Ковалевский не удержался от улыбки:
– Без обиняков.
– Благодарю вас. Итак, без обиняков. – Он опять заглянул в глаза Ковалевскому. – Я прошу вас взять с собою наших священников.
Егор Петрович откинулся в кресле. Его коробило от этого заглядывания. Он забарабанил пальцами по колену. «Тэк-с, тэк-с… Так вот куда ты метишь, птичка божья». И, подумав, ответил:
– Не могу. Без разрешения каирских властей не могу.
Рилло поджал губы. Такого поворота он не ждал. Но падре великолепно владел собой.
– А местный генерал-губернатор вам не указ? – спросил он медленно.
– Нет, господин Рилло, не указ, – отрезал Ковалевский.
Рилло допил чашку кофе.
– Очень жаль, – произнес он бесстрастно. – Жаль, когда интересы высшие, – он возвел глаза к потолку, – уступают в нашем сердце низшим.
– Совершенно справедливо, – с подчеркнутой значительностью ответил Ковалевский.
– Ну хорошо, Егор Петрович, – вздохнул падре. – А не поможете ли вы мне в другом?
– В чем же?
Рилло улыбнулся:
– Что нового в российской словесности?
– О! Вы и за ней следите? Очень приятно. Вот теперь вы найдете во мне миссионера. – И он придвинулся к Рилло…
Когда дом наконец опустел и затих, Никола Уливи торопливо прошел в глубину сада.

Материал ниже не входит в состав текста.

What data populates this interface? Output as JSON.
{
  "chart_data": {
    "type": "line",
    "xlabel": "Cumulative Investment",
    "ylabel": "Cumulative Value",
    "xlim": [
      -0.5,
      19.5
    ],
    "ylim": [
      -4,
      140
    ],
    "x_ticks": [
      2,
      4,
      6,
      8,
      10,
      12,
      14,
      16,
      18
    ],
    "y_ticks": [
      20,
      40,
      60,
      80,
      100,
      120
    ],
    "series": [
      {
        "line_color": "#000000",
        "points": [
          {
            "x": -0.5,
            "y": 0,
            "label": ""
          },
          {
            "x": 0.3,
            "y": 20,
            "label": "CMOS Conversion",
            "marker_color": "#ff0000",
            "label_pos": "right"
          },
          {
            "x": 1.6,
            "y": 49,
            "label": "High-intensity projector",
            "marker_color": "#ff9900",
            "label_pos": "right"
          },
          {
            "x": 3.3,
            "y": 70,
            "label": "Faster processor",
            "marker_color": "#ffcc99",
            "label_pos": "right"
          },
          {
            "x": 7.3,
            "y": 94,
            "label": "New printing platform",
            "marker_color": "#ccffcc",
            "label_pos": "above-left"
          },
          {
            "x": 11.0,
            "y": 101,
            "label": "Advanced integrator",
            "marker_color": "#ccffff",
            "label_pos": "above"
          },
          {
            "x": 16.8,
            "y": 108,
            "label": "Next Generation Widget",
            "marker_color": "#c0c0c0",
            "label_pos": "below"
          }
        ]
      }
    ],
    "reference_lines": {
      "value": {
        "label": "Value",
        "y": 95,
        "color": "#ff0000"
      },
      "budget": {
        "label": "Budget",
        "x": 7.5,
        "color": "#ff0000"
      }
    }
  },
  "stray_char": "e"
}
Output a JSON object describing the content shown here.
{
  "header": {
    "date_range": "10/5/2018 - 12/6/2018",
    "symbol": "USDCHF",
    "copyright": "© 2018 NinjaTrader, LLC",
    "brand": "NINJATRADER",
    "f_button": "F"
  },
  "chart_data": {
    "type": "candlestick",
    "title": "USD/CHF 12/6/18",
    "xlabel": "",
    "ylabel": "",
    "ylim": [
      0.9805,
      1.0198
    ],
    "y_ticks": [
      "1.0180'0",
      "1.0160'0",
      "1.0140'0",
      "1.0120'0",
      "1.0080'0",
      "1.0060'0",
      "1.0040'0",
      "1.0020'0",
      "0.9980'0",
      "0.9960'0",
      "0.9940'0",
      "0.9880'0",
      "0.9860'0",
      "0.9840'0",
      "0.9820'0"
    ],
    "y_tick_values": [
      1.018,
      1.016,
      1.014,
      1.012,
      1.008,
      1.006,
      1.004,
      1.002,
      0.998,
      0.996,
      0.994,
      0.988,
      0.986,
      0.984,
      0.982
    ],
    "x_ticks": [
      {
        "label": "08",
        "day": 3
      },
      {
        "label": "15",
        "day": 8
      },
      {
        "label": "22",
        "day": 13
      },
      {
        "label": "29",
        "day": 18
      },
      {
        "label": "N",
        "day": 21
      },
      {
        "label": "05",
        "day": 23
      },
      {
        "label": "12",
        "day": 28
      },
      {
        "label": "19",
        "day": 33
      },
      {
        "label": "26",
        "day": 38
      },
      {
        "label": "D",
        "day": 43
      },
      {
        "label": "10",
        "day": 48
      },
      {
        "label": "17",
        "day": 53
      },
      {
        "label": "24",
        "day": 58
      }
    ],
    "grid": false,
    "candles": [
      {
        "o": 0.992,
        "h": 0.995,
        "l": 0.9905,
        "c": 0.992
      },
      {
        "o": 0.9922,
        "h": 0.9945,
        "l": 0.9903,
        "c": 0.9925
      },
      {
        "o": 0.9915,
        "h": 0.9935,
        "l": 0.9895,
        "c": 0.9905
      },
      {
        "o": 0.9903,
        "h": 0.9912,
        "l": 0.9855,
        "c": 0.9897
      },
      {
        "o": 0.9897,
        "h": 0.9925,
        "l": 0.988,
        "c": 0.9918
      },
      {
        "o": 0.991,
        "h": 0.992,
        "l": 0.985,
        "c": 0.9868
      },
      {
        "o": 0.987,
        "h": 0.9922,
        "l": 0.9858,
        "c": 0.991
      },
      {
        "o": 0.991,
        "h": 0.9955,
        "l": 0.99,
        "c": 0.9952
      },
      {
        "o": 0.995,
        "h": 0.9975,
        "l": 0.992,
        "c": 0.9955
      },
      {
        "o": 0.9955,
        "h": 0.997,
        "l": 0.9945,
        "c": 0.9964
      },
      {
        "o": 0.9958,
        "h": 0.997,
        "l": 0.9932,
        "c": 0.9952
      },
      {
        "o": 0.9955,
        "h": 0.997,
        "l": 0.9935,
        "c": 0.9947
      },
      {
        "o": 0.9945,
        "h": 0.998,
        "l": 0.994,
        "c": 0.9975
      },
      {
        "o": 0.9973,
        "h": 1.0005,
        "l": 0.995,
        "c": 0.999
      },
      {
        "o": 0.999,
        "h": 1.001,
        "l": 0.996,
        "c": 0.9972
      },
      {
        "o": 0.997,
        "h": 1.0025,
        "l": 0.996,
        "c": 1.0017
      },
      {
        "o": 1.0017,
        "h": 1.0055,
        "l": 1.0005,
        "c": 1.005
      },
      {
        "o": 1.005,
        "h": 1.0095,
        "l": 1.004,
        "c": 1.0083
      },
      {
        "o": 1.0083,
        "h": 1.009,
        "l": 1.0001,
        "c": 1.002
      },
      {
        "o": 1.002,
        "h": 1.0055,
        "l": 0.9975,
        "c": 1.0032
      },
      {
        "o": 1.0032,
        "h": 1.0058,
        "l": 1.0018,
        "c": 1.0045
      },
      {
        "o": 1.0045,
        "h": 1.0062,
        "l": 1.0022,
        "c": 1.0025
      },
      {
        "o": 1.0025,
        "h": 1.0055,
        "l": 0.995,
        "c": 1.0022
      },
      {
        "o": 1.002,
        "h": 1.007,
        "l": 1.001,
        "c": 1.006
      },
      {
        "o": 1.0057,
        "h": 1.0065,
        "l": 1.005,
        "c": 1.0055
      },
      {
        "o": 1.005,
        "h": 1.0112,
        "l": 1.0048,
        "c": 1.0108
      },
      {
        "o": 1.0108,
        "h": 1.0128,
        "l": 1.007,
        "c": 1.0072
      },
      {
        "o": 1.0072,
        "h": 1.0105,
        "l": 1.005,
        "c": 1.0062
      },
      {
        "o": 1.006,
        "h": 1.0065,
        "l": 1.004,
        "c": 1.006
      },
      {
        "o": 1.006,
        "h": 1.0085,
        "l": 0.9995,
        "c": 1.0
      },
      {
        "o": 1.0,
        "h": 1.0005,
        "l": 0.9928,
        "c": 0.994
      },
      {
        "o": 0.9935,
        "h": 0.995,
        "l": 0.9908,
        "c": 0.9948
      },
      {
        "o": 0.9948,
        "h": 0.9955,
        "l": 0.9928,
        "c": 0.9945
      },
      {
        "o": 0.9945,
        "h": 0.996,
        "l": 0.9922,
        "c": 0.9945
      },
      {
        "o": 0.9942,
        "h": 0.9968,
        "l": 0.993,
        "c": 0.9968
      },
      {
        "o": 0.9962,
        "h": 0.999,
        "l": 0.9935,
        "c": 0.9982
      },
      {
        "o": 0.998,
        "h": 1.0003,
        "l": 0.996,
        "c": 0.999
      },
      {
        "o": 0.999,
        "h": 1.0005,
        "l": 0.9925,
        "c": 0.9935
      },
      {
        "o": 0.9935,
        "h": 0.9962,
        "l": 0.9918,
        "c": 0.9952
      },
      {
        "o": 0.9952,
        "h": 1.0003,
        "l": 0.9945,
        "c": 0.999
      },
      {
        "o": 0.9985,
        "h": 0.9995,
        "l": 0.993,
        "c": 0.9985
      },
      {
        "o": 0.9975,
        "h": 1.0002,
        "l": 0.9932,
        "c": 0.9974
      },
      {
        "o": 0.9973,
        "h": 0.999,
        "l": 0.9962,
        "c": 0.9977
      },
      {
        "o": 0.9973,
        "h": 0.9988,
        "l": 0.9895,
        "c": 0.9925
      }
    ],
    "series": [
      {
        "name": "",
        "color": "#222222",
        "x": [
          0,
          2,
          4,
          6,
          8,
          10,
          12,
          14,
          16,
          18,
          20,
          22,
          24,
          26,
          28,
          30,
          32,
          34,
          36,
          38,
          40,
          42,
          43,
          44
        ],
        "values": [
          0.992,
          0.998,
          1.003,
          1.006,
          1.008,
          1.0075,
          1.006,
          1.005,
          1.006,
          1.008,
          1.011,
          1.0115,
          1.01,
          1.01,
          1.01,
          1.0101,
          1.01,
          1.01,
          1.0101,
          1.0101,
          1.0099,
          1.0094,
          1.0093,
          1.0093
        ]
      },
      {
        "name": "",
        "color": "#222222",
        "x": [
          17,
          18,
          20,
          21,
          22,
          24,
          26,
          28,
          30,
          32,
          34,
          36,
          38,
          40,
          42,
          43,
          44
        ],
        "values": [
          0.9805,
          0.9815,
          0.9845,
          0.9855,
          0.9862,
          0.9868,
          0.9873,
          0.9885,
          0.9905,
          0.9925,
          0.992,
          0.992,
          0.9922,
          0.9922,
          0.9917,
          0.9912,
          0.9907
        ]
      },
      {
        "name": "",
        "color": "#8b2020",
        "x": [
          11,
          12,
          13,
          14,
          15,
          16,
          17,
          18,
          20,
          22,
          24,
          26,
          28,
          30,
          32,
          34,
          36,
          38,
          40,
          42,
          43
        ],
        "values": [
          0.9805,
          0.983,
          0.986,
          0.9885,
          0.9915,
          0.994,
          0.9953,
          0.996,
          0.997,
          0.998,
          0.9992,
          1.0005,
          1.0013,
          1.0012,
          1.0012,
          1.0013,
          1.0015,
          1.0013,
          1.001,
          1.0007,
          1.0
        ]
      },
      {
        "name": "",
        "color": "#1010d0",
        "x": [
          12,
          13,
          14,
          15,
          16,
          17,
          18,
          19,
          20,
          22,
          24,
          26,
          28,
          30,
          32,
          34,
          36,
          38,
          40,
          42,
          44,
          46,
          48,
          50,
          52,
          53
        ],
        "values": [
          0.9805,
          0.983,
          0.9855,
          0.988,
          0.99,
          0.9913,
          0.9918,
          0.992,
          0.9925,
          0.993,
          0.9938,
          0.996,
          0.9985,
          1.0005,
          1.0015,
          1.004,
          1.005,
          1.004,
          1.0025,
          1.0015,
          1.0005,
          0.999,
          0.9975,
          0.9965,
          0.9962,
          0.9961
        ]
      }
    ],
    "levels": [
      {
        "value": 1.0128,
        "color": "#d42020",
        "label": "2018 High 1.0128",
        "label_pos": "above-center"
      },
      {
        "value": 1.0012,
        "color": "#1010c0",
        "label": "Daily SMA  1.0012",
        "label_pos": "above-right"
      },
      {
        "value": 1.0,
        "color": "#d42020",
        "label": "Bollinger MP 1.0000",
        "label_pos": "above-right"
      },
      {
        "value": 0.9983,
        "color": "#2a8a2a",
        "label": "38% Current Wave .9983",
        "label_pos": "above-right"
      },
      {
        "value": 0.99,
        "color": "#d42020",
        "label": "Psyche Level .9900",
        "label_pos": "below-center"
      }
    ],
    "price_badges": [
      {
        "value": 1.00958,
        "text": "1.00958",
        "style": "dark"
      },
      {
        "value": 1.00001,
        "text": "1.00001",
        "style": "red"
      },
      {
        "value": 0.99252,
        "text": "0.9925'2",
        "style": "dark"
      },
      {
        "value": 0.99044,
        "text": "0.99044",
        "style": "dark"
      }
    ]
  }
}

Там среди мимоз в беседке ждал его Рилло.
– Послушайте, Уливи, – устало проговорил падре, – мне с каждым днем все хуже…
Уливи знал, что Рилло жестоко страдает дизентерией. «Однако, черт побери, – злобно думал Уливи, – нашел время распространяться о своих болезнях».
– Я говорю не для того, чтобы вызвать ваше сочувствие, сын мой, – иронически сказал Рилло, – хотя, конечно, вы сострадательный христианин.

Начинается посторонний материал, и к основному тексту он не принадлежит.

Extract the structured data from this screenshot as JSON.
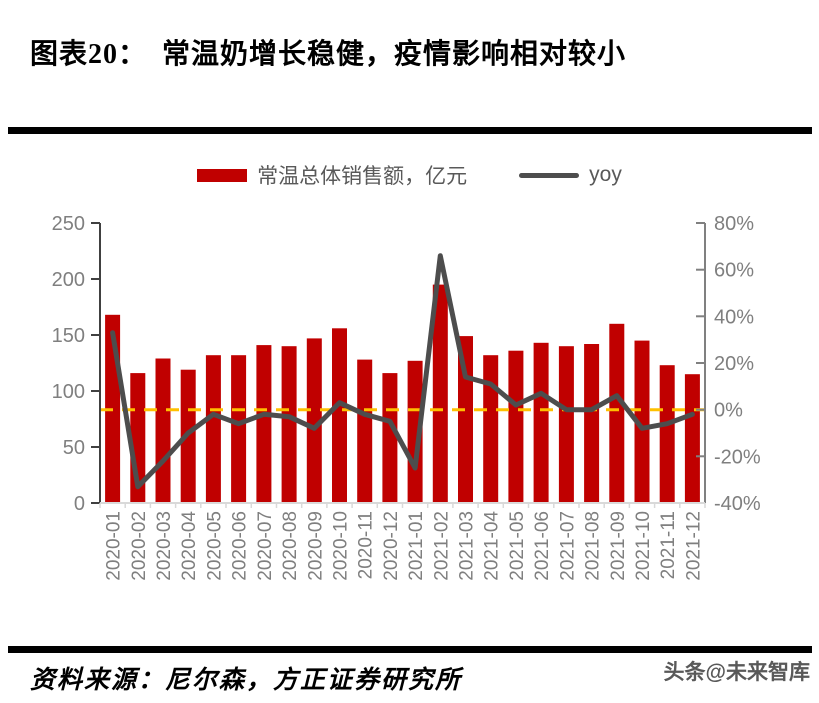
{
  "title": "图表20：　常温奶增长稳健，疫情影响相对较小",
  "legend": {
    "bar_label": "常温总体销售额，亿元",
    "line_label": "yoy"
  },
  "footer": {
    "source": "资料来源：尼尔森，方正证券研究所",
    "watermark": "头条@未来智库"
  },
  "chart_data": {
    "type": "bar+line",
    "categories": [
      "2020-01",
      "2020-02",
      "2020-03",
      "2020-04",
      "2020-05",
      "2020-06",
      "2020-07",
      "2020-08",
      "2020-09",
      "2020-10",
      "2020-11",
      "2020-12",
      "2021-01",
      "2021-02",
      "2021-03",
      "2021-04",
      "2021-05",
      "2021-06",
      "2021-07",
      "2021-08",
      "2021-09",
      "2021-10",
      "2021-11",
      "2021-12"
    ],
    "series": [
      {
        "name": "常温总体销售额，亿元",
        "type": "bar",
        "axis": "left",
        "color": "#C00000",
        "values": [
          168,
          116,
          129,
          119,
          132,
          132,
          141,
          140,
          147,
          156,
          128,
          116,
          127,
          195,
          149,
          132,
          136,
          143,
          140,
          142,
          160,
          145,
          123,
          115
        ]
      },
      {
        "name": "yoy",
        "type": "line",
        "axis": "right",
        "color": "#4D4D4D",
        "unit": "%",
        "values": [
          33,
          -33,
          -22,
          -10,
          -2,
          -6,
          -2,
          -3,
          -8,
          3,
          -2,
          -5,
          -25,
          66,
          14,
          11,
          2,
          7,
          0,
          0,
          6,
          -8,
          -6,
          -2
        ]
      }
    ],
    "left_axis": {
      "min": 0,
      "max": 250,
      "tick_step": 50,
      "ticks": [
        0,
        50,
        100,
        150,
        200,
        250
      ]
    },
    "right_axis": {
      "min": -40,
      "max": 80,
      "tick_step": 20,
      "tick_labels": [
        "-40%",
        "-20%",
        "0%",
        "20%",
        "40%",
        "60%",
        "80%"
      ]
    },
    "reference_line": {
      "axis": "right",
      "value": 0,
      "style": "dashed",
      "color": "#FFC000"
    },
    "legend_position": "top",
    "grid": false,
    "colors": {
      "bar": "#C00000",
      "line": "#4D4D4D",
      "zero_dash": "#FFC000",
      "axis_left": "#404040",
      "axis_right": "#808080",
      "axis_bottom": "#D9D9D9",
      "tick_text": "#7F7F7F"
    }
  }
}
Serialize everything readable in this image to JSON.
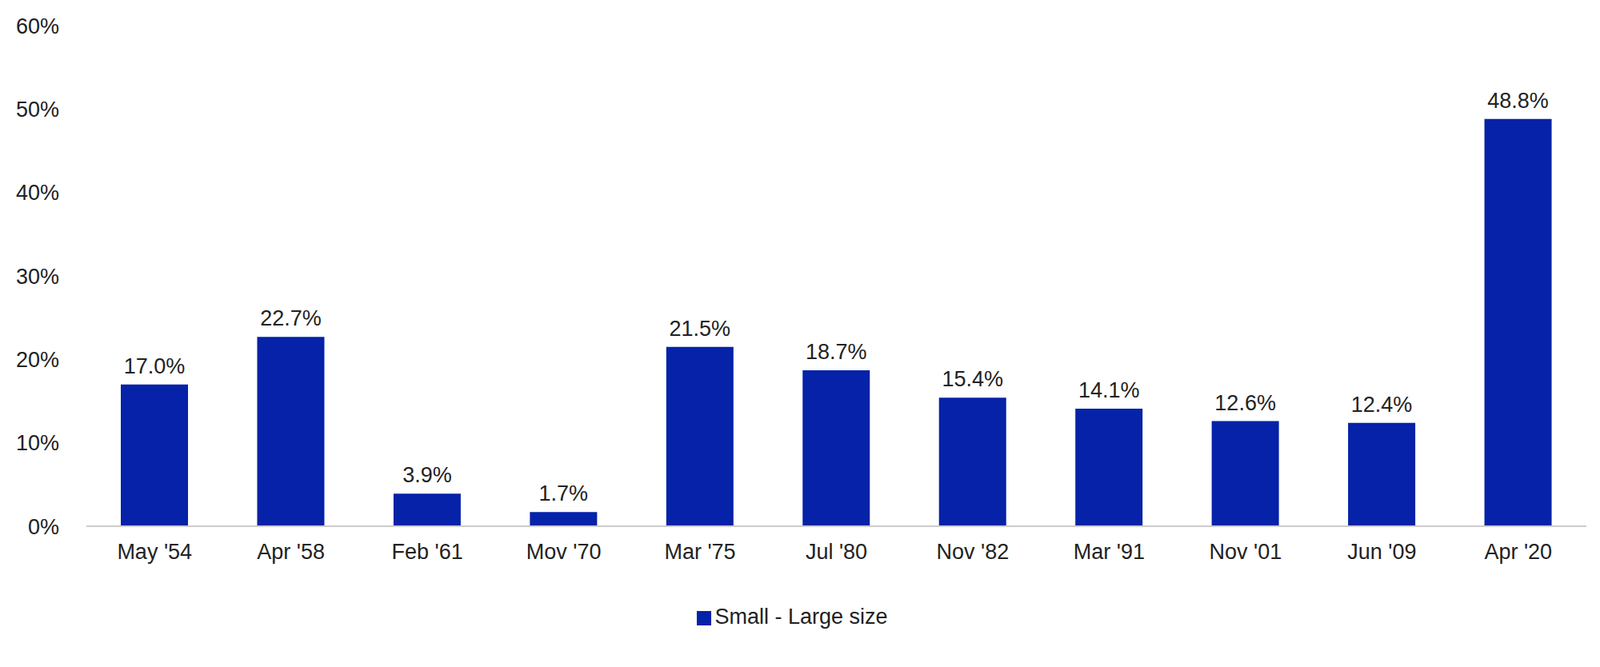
{
  "chart_data": {
    "type": "bar",
    "categories": [
      "May '54",
      "Apr '58",
      "Feb '61",
      "Mov '70",
      "Mar '75",
      "Jul '80",
      "Nov '82",
      "Mar '91",
      "Nov '01",
      "Jun '09",
      "Apr '20"
    ],
    "series": [
      {
        "name": "Small - Large size",
        "color": "#0522a8",
        "values": [
          17.0,
          22.7,
          3.9,
          1.7,
          21.5,
          18.7,
          15.4,
          14.1,
          12.6,
          12.4,
          48.8
        ],
        "value_labels": [
          "17.0%",
          "22.7%",
          "3.9%",
          "1.7%",
          "21.5%",
          "18.7%",
          "15.4%",
          "14.1%",
          "12.6%",
          "12.4%",
          "48.8%"
        ]
      }
    ],
    "ylim": [
      0,
      60
    ],
    "yticks": [
      {
        "value": 0,
        "label": "0%"
      },
      {
        "value": 10,
        "label": "10%"
      },
      {
        "value": 20,
        "label": "20%"
      },
      {
        "value": 30,
        "label": "30%"
      },
      {
        "value": 40,
        "label": "40%"
      },
      {
        "value": 50,
        "label": "50%"
      },
      {
        "value": 60,
        "label": "60%"
      }
    ],
    "grid": false,
    "legend": "bottom",
    "data_labels": true
  }
}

– Ну-ну, – пробурчал охотник за рабами. – К чему это, отец?
– А вот к чему, Никола. – Голос падре стал жестким. – Если меня не станет, карты повезете вы.
– Они согласны? – громко прошептал Уливи. – Согласны?
– Боже мой, боже мой, – кротко проговорил Рилло, – какая алчность сожигает вашу грешную душу.
Уливи криво ухмыльнулся.
– Вы сами отвезете карты в Рим, – повторил Рилло властным тоном.
– Конечно, падре. Но…
– Что «но»? – недовольно спросил иезуит. – Какие еще «но»?
– Я хочу сказать… – Уливи проглотил слюну. – Я хочу сказать – в том случае повезу, если мне дадут эти чертовы мужланы.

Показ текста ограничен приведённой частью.